Você que me lê, me ajuda a nascer.

domingo, março 05, 2017

Eu tenho um entojo de umas invenções. 
Vejam vocês, agora todo mundo falar de descolonizar isso, descolonizar aquilo... A colonização é um fenômeno que não deveria ser banalizado. Eu entendo ele como um processo de dominação e exploração bastante violento para ser transformado num adjetivo e caber em qualquer coisa. Aí, que acontece? A colonização deixa de ser esse monstro e acaba nomeando práticas menos ofensivas da relação entre as pessoas. Tem gente que fala, por exemplo, em 'descolonizar a infância'. Nunca entendo direito o termo: os adultos colonizam as crianças, é isso? Nós as dominamos e as exploramos? Como vamos viver num mundo onde não sabemos diferenciar colonização de 'adultocentrismo', 'etnocentrismo', 'racismo'?

Empoderamento é outra palavra que dá nos nervos.
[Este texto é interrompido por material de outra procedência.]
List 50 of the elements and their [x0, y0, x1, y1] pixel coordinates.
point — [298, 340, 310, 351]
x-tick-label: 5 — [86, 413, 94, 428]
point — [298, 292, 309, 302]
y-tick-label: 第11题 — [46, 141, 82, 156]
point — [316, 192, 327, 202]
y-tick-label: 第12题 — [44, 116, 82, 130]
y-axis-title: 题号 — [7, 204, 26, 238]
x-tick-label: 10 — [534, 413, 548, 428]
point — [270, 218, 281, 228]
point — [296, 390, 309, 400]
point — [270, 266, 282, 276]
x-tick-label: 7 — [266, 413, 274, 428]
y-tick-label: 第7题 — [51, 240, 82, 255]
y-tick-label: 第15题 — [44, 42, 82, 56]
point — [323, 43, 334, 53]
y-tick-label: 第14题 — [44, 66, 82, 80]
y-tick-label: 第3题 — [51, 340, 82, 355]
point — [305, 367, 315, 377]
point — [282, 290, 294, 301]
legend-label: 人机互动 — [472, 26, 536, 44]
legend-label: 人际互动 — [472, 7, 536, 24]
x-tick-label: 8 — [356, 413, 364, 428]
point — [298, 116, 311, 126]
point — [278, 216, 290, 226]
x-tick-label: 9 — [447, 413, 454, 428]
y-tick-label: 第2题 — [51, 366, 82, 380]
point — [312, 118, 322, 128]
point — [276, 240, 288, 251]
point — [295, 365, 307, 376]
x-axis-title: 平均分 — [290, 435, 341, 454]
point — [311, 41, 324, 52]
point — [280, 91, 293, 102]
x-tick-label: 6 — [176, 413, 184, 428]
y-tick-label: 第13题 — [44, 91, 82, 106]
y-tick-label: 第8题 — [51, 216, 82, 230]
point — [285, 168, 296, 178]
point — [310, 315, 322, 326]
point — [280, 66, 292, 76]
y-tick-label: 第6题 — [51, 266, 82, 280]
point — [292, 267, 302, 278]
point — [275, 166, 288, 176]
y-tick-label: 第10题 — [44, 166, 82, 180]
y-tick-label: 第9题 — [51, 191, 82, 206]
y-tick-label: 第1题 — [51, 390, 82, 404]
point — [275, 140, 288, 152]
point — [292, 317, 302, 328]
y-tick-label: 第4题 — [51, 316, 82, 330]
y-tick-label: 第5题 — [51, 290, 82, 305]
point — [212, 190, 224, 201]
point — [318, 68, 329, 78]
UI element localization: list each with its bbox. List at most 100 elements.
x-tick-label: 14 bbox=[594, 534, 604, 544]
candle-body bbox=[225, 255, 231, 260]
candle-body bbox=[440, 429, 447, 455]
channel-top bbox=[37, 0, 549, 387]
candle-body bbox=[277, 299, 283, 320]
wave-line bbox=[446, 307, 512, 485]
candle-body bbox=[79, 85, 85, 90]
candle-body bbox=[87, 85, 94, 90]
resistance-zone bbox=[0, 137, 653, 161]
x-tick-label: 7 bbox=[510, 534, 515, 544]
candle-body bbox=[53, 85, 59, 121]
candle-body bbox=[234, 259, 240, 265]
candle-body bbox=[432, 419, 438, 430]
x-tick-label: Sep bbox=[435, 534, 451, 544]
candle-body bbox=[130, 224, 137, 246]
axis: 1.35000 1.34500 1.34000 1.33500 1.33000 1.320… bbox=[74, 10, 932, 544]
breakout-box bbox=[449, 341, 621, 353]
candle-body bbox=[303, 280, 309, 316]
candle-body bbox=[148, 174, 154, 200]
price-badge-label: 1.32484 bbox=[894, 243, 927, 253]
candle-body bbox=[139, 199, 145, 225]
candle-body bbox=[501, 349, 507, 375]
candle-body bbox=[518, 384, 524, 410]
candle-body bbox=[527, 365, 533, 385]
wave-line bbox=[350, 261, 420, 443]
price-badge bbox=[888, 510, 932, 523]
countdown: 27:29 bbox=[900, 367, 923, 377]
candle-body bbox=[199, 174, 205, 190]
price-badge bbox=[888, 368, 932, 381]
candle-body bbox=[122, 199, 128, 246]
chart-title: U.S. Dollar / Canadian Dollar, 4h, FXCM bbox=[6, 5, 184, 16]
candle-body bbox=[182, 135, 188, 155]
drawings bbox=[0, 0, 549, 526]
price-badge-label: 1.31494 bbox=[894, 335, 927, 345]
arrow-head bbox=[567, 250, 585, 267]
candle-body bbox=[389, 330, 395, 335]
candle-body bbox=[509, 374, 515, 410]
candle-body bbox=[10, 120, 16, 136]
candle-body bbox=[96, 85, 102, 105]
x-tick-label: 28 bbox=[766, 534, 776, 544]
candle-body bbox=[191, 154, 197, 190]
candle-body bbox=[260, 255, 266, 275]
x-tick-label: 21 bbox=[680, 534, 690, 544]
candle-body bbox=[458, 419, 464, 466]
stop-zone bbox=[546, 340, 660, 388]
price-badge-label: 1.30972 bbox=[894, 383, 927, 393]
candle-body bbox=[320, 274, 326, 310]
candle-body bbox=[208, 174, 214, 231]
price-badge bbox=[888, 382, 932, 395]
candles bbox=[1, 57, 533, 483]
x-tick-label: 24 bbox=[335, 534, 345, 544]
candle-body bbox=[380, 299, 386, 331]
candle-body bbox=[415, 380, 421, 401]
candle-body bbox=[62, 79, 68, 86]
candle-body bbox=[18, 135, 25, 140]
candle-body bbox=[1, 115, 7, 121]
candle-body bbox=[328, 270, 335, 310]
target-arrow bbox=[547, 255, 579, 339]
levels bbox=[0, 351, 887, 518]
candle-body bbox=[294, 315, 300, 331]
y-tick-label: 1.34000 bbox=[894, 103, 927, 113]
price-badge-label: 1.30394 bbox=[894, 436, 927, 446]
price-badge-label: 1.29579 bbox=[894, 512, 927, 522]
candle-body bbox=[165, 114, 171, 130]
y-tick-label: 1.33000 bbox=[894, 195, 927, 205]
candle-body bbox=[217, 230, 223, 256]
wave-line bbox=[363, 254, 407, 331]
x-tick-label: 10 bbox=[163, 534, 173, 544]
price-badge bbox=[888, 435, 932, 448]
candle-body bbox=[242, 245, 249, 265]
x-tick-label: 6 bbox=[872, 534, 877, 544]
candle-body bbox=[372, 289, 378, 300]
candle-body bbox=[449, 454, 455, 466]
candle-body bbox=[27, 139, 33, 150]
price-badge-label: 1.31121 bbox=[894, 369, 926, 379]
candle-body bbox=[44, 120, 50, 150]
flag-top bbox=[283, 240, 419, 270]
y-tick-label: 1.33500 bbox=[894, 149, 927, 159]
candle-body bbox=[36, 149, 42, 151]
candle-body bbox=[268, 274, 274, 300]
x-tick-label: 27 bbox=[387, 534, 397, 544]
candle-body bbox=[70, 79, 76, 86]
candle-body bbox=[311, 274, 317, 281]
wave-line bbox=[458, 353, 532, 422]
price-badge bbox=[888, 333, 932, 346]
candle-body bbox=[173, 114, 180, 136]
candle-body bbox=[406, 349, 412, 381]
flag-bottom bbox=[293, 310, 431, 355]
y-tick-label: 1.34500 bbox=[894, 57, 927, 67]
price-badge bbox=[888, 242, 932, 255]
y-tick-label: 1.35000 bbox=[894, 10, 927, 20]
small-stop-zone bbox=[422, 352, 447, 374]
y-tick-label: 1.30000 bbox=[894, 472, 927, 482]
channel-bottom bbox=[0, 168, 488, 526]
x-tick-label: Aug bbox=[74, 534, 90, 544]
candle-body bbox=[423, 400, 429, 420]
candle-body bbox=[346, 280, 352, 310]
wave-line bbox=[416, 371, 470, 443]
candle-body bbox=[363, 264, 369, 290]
Talvez não tenha sido criada com essa intenção que vemos sendo usada hoje, mas o fato é que tem gente que realmente acredita que é empoderada - cheia de poder - e pode empoderar alguém. O lance todo é que esse papo é furado e a gente já sabe a muito tempo que o poder não é algo que você tem, ele circula, ele é exercido, logo, você não se empodera; no máximo, você pode ter, em determinadas situações, ações, táticas e estratégias que te façam chegar em determinados espaços e tal. Se a gente ficar com essa ideia de que somos empoderadas quando conseguimos alguma coisa, não demora e a gente toma uma queda bem grandona. A ideia de empoderamento, além de individualizar as conquistas, fazem a gente achar que elas são estáveis. Que nada. Ter auto-estima, por exemplo, não é ser empoderada, ter auto-estima é ter auto-estima. E isso é massa, mas não, não é ter poder.   

Rapaz [moça], hoje em dia, até o que é sólido está desmanchando no ar.

2 comentários:

Azul Rasgado disse...

os tempos sao liquidos

Migh Danae. disse...

Os tempos são tudos: sólidos, líquidos, gasosos. Eu tou confusão. Sorte tenho você, para amar. O amor é carne.